In 1847, Kastrup Glasværk was established by the son of the founders of Holmegaard, Christian Conrad Sophus Danneskiold-Samsøe (1800-1886). It was sold in 1873.

Much of its early work was derivative and inconsequential, but between the 1930s and the 1980s, its fortunes were transformed by the designs of Jacob E. Bang (1899–1965) and Per Lütken (1916–1998). Holmegaard began having artistic directors in the 1920s (unlike other Danish glassworks which did so in the 1950s), with Orla Juul Nielsen being the first in 1924 – the result of a short-term collaboration with the Royal Porcelain Factory. Jacob E. Bang was appointed artistic director in 1928, followed by Per Lütken in 1942.

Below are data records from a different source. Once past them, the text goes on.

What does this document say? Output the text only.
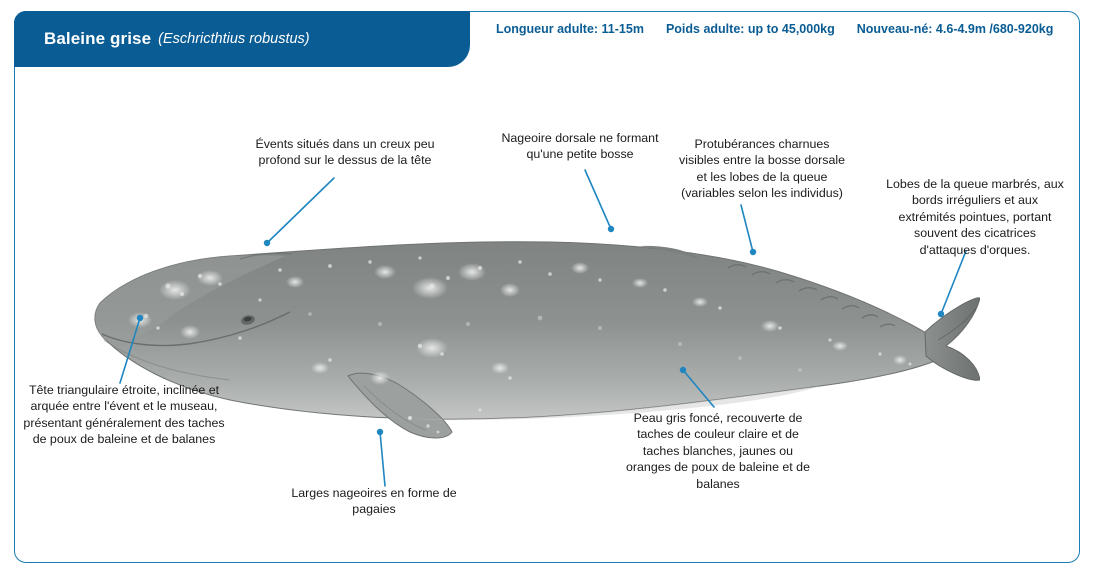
Baleine grise (Eschricthtius robustus)
Longueur adulte: 11-15m Poids adulte: up to 45,000kg Nouveau-né: 4.6-4.9m /680-920kg
Évents situés dans un creux peu profond sur le dessus de la tête
Nageoire dorsale ne formant qu'une petite bosse
Protubérances charnues visibles entre la bosse dorsale et les lobes de la queue (variables selon les individus)
Lobes de la queue marbrés, aux bords irréguliers et aux extrémités pointues, portant souvent des cicatrices d'attaques d'orques.
Tête triangulaire étroite, inclinée et arquée entre l'évent et le museau, présentant généralement des taches de poux de baleine et de balanes
Larges nageoires en forme de pagaies
Peau gris foncé, recouverte de taches de couleur claire et de taches blanches, jaunes ou oranges de poux de baleine et de balanes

=== The Lütken era (1942–1998) ===
Danish glassmaker Per Lütken worked as artistic director at Holmegaard from 1942 until his death in 1998, creating some of the factory's finest pieces and all-time classics, such as the "Ideelle" (ideal) series, the "Skibsglas" (ship glass) and the "Provence" bowls. The work of Per Lütken is still highly regarded, especially throughout Scandinavia, and in Denmark and Sweden in particular. The arrival of Lütken at Holmegaard marked a new beginning in the factory's history, which once again bloomed after several years of suffering. His aesthetic creations, in timeless designs, appealed to the fashion of 1960s Denmark, and his creations became a commercial success throughout the decade and the 1970s.

In 1965, Holmegaard merged with Kastrup Glasværk, Fyens Glasværk, and Hellerup Glasværk as Kastrup-Holmegaards Glasværk A/S. As a result of the 1973 oil crisis, Hellerup Glasværk and Kastrup Glasværk were closed, in 1975 and in 1979, respectively. The name became Holmegaards Glasværker A/S. In 1985, Holmegaard merged with the Royal Porcelain Factory. With the closure of Fyens Glasværk in 1990, Holmegaard was Denmark's only remaining glassworks.

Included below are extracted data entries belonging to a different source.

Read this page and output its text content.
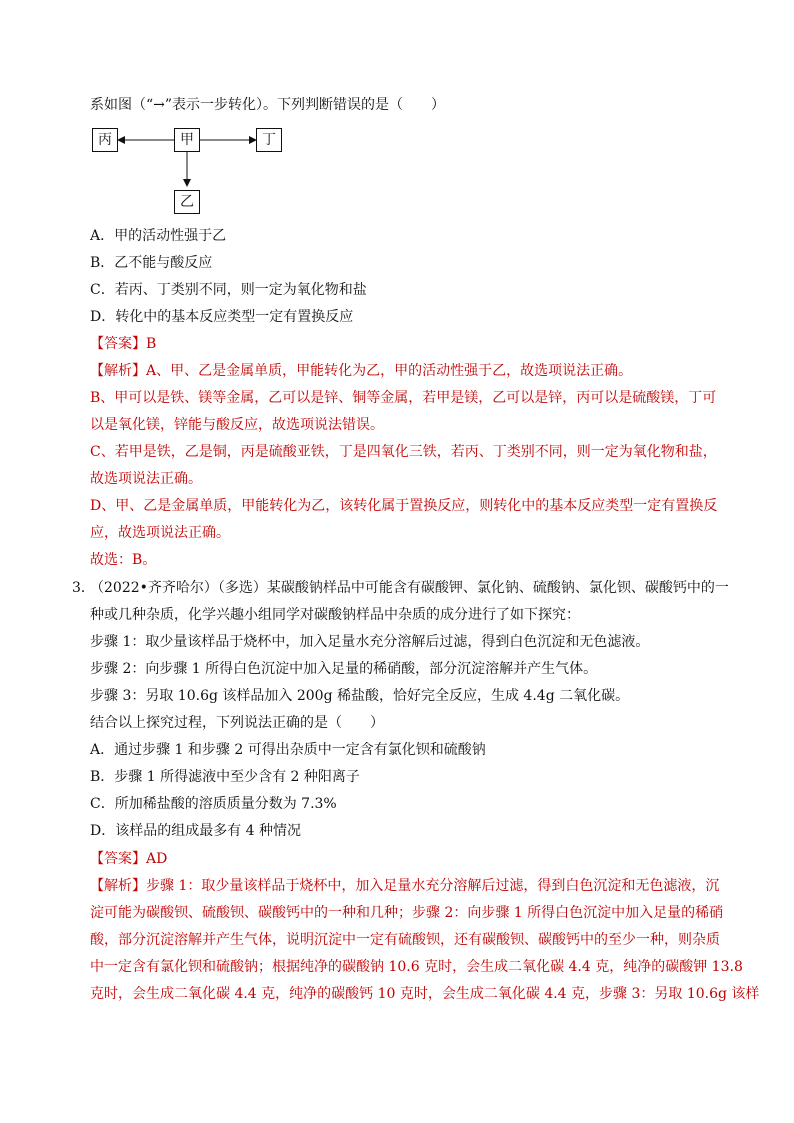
系如图（“→”表示一步转化）。下列判断错误的是（　　）
丙	甲	丁
乙
A．甲的活动性强于乙
B．乙不能与酸反应
C．若丙、丁类别不同，则一定为氧化物和盐
D．转化中的基本反应类型一定有置换反应
【答案】B
【解析】A、甲、乙是金属单质，甲能转化为乙，甲的活动性强于乙，故选项说法正确。
B、甲可以是铁、镁等金属，乙可以是锌、铜等金属，若甲是镁，乙可以是锌，丙可以是硫酸镁，丁可
以是氧化镁，锌能与酸反应，故选项说法错误。
C、若甲是铁，乙是铜，丙是硫酸亚铁，丁是四氧化三铁，若丙、丁类别不同，则一定为氧化物和盐，
故选项说法正确。
D、甲、乙是金属单质，甲能转化为乙，该转化属于置换反应，则转化中的基本反应类型一定有置换反
应，故选项说法正确。
故选：B。
3．
（2022•齐齐哈尔）（多选）某碳酸钠样品中可能含有碳酸钾、氯化钠、硫酸钠、氯化钡、碳酸钙中的一
种或几种杂质，化学兴趣小组同学对碳酸钠样品中杂质的成分进行了如下探究：
步骤 1：取少量该样品于烧杯中，加入足量水充分溶解后过滤，得到白色沉淀和无色滤液。
步骤 2：向步骤 1 所得白色沉淀中加入足量的稀硝酸，部分沉淀溶解并产生气体。
步骤 3：另取 10.6g 该样品加入 200g 稀盐酸，恰好完全反应，生成 4.4g 二氧化碳。
结合以上探究过程，下列说法正确的是（　　）
A．通过步骤 1 和步骤 2 可得出杂质中一定含有氯化钡和硫酸钠
B．步骤 1 所得滤液中至少含有 2 种阳离子
C．所加稀盐酸的溶质质量分数为 7.3%
D．该样品的组成最多有 4 种情况
【答案】AD
【解析】步骤 1：取少量该样品于烧杯中，加入足量水充分溶解后过滤，得到白色沉淀和无色滤液，沉
淀可能为碳酸钡、硫酸钡、碳酸钙中的一种和几种；步骤 2：向步骤 1 所得白色沉淀中加入足量的稀硝
酸，部分沉淀溶解并产生气体，说明沉淀中一定有硫酸钡，还有碳酸钡、碳酸钙中的至少一种，则杂质
中一定含有氯化钡和硫酸钠；根据纯净的碳酸钠 10.6 克时，会生成二氧化碳 4.4 克，纯净的碳酸钾 13.8
克时，会生成二氧化碳 4.4 克，纯净的碳酸钙 10 克时，会生成二氧化碳 4.4 克，步骤 3：另取 10.6g 该样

The modern glassworks – designed by architect Svenn Eske Kristensen – were built in 1972.

=== The split ===
In 1995, the packaging part was sold to Ardagh and became a company called Ardagh Glass Holmegaard. The art part was then sold in 2004 to the development company Ibco, which wanted to turn the place into an experience centre Holmegaard Entertainment.

=== Later ===
In the summer of 2008 the Holmegaard brand was purchased by Rosendahl A/S. Holmegaard Entertainment went bankrupt in September 2008. The old glassworks building in Holmegaard was put up for auction in March 2010, and was taken over by Sparekassen Faaborg.

=== Now ===
In 2020, the place was reopened as a museum named Holmegaard Værk, as part of Museum Sydøstdanmark. It exhibits over 42,000 Holmegaard products in its collection, and some of the most famous can be seen up close. In addition, various glass artists demonstrate how to work with glass.